SEATTLE - Most web sites that feature videos do not offer closed
captioning, although a bill in Congress would require it. In Seattle,
Thomas Verdos, who has had a hearing impairment since birth, says
captions make all the difference in understanding the content of the
site or program.
"You might compare it to watching television with the sound off. You
don't get the story line, nothing's humorous, if you don't have the
volume high enough to hear what's being said. Most people don't think
about it - they don't have to think about it."

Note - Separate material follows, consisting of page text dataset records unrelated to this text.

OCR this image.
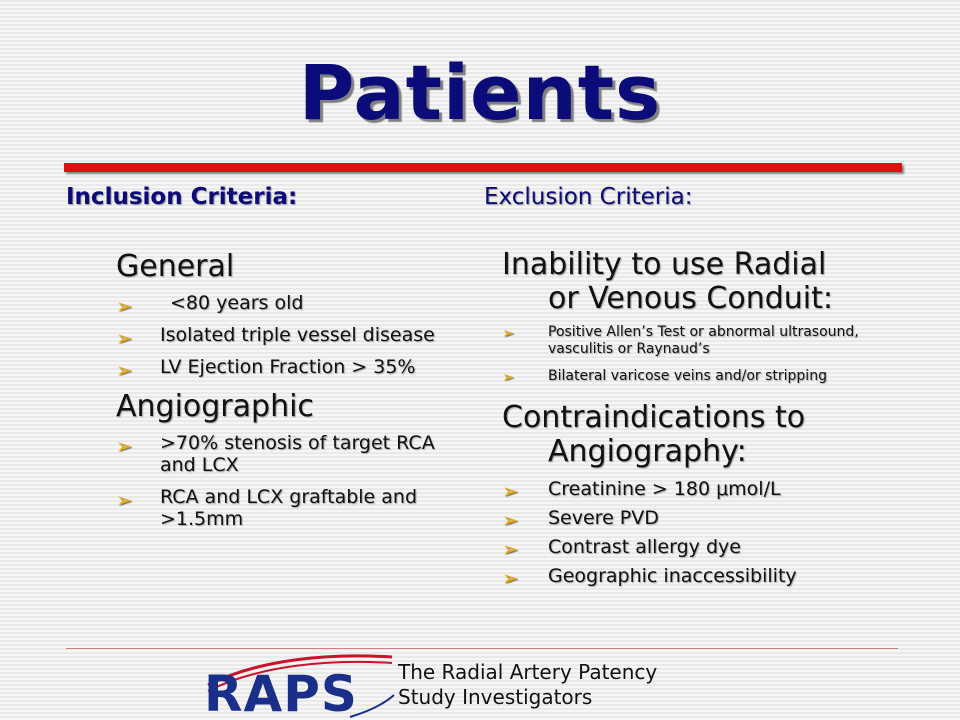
Patients
Inclusion Criteria:	Exclusion Criteria:
General
➢	<80 years old
➢ Isolated triple vessel disease
➢ LV Ejection Fraction > 35%
Angiographic
➢ >70% stenosis of target RCA and LCX
➢ RCA and LCX graftable and >1.5mm
Inability to use Radial
or Venous Conduit:
➢ Positive Allen’s Test or abnormal ultrasound, vasculitis or Raynaud’s
➢ Bilateral varicose veins and/or stripping
Contraindications to
Angiography:
➢ Creatinine > 180 μmol/L
➢ Severe PVD
➢ Contrast allergy dye
➢ Geographic inaccessibility
RAPS The Radial Artery Patency
Study Investigators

Verdos thinks the recent announcement from Google that automatic
caption capability is being added to videos on some YouTube sites is a
step in the right direction. In the meantime, he advises anyone who
really wants to get their message across in an online video to pay
close attention to both sound and picture quality.
The bill is HR 3101, the "21st Century Communications and Video
Accessibility Act of 2009." It has 25 co-sponsors, but none represent
As more people shift to the Internet to view their news and
entertainment, the lack of captioning becomes a greater concern,
according to Kerry Malak with the Center for the Deaf and Hard of Hearing.
"Most of the online TV content is not captioned at all yet either,
which is a big problem, because you are used to seeing that on your TV."
Google's audio engineers say background noise and strong accents pose a
challenge to creating precise captions from the spoken word, but they
expect voice recognition technology to continue to improve. More than
10 million Americans have some form of hearing loss, and Malak says
that number is expected to grow as Baby Boomers age, which means high
demand for quality closed-captioning systems.